A prova definitiva do caráter de Cibelle veio à tona assim que a mãe deles finalmente faleceu. Quando foram enterrar dona Cecília na cova que ela própria havia comprado no Cemitério da Boa Sentença, um dos melhores dos Cafundós, descobriram que não tinha pedaço de chão algum no nome dela. Cibelle ainda fingiu surpresa até o representante funerário apresentar o certificado de transferência do jazigo, escriturado com a sua firma reconhecida. Desde que dona Cecília começou a apresentar sinais de falta de memória, trataram logo de interditá-la, e era Cibelle a responsável por tudo. Recebia a aposentadoria, pagava as contas e administrava os bens, por isso vendeu a cova da mãe sem perguntar nada a ninguém. O valor estava lá muito bem descrito no documento: doze mil reais. O que ela fez com esse dinheiro todo, nunca se soube. Enterrou-se o assunto junto com a mãe, e Cibelle tratou de sumir antes da missa de sétimo dia, muitíssimo abalada. Quem pagou o caixão, o velório, o sepultamento, a missa, tudo? Depois de uns tempos com uns parentes distantes, noutro estado, Cibelle voltou para os Cafundós com a cara mais lavada, pedindo dinheiro emprestado ao irmão. Só sobrava para dona Jose e para a Cantina do Intervalo.
O único dinheiro que Paulão chegou a empregar no negócio foi uma pequena parte do apurado com a venda da casa de d. Cecília, depois de muita briga e do desconto de muitos gastos. Porque Cibelle alegava o tempo inteiro que tinha parado a vida por muitos anos para cuidar da mãe, merecendo ficar com a casa toda para ela, do que quase convenceu o irmão. Não fosse d. Jose relembrar dia e noite o rombo que a cunhada havia deixado no caixa da lanchonete, os custos do inventário arcados integralmente com o orçamento da cantina _ só de imposto foi-se mais de dez mil reais, outros cinco mil de advogado _ afora, lógico, o novo jazigo que precisou ser comprado e as caríssimas providências fúnebres de d. Cecília, com todas as pompas que os filhos julgavam indispensáveis e para com as quais não podiam arcar.

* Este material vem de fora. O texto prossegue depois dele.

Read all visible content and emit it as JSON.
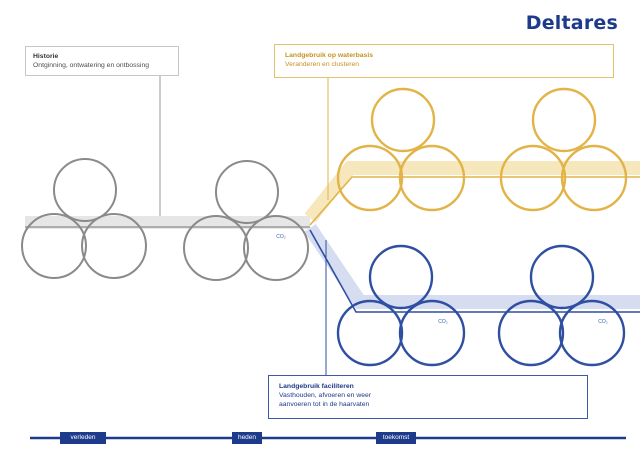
{
  "brand": "Deltares",
  "history": {
    "title": "Historie",
    "subtitle": "Ontginning, ontwatering en ontbossing"
  },
  "water_based": {
    "title": "Landgebruik op waterbasis",
    "subtitle": "Veranderen en clusteren",
    "icons": [
      "hand-water-drop-icon",
      "water-flow-arrows-icon",
      "cow-to-crops-icon"
    ]
  },
  "facilitate": {
    "title": "Landgebruik faciliteren",
    "line1": "Vasthouden, afvoeren en weer",
    "line2": "aanvoeren tot in de haarvaten",
    "icons": [
      "sprinkler-icon",
      "pipe-outflow-icon",
      "water-waves-icon",
      "drops-exchange-icon",
      "weir-arrows-icon"
    ]
  },
  "timeline": {
    "past": "verleden",
    "now": "heden",
    "future": "toekomst"
  },
  "co2_label": "CO₂",
  "colors": {
    "brand": "#1e3a8a",
    "gold": "#e2b448",
    "blue": "#2f4fa2",
    "grey_path": "#e5e5e5",
    "circle_border": "#8a8a8a"
  }
}
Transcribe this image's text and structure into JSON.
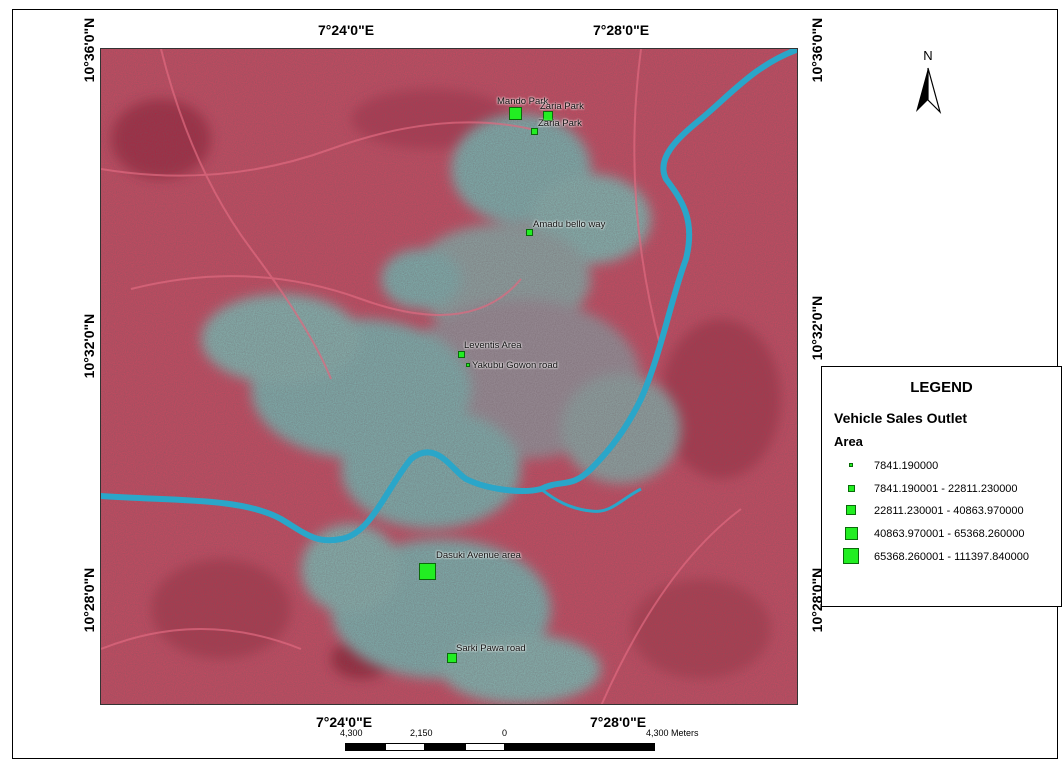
{
  "graticule": {
    "top_left": "7°24'0\"E",
    "top_right": "7°28'0\"E",
    "bottom_left": "7°24'0\"E",
    "bottom_right": "7°28'0\"E",
    "left_top": "10°36'0\"N",
    "left_mid": "10°32'0\"N",
    "left_bottom": "10°28'0\"N",
    "right_top": "10°36'0\"N",
    "right_mid": "10°32'0\"N",
    "right_bottom": "10°28'0\"N"
  },
  "north_arrow": {
    "letter": "N",
    "icon": "north-arrow-icon"
  },
  "sites": [
    {
      "label": "Mando Park",
      "class": 3
    },
    {
      "label": "Zaria Park",
      "class": 2
    },
    {
      "label": "Zaria Park",
      "class": 1
    },
    {
      "label": "Amadu bello way",
      "class": 1
    },
    {
      "label": "Leventis Area",
      "class": 1
    },
    {
      "label": "Yakubu Gowon road",
      "class": 0
    },
    {
      "label": "Dasuki Avenue area",
      "class": 4
    },
    {
      "label": "Sarki Pawa road",
      "class": 2
    }
  ],
  "legend": {
    "title": "LEGEND",
    "layer": "Vehicle Sales Outlet",
    "field": "Area",
    "classes": [
      "7841.190000",
      "7841.190001 - 22811.230000",
      "22811.230001 - 40863.970000",
      "40863.970001 - 65368.260000",
      "65368.260001 - 111397.840000"
    ],
    "symbol_color": "#22ee22"
  },
  "scale_bar": {
    "labels": [
      "4,300",
      "2,150",
      "0",
      "4,300 Meters"
    ]
  },
  "colors": {
    "vegetation": "#c8405a",
    "urban": "#7fb3b0",
    "river": "#2aa6c9"
  }
}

O caso precisou ser levado à Justiça e dona Jose só não foi chamada de bonita pela cunhada.
Depois desses problemas todos, houve um tempo de paz e bonança. Tudo ia bem nos Cafundós, as contas recuperadas, o casamento reconciliado. D. Jose até fez uma viagem com Paulão para as cachoeiras. Pousada simples, comida gostosa, muitos passeios: uma segunda lua de mel. Robertinha ganhou uma escrivaninha nova e passava o dia estudando. Paulinho começou o namoro com Albertina, boa moça, se dava bem com todos. A vida seguia alegre, calma e quieta.
Até que surgiram novas encruzilhadas. Veio a gravidez de Albertina e os dois foram despedidos. Ela, por estar grávida; ele, por corte de verbas na universidade. Mudaram-se para o quarto de Robertinha e a nora virou atendente na Cantina. Mais duas bocas e um salário para sustentar. Não era com esses problemas, contudo, que dona Jose se preocupava ao equilibrar as bandejas no lugar de Albertina naquele final de tarde.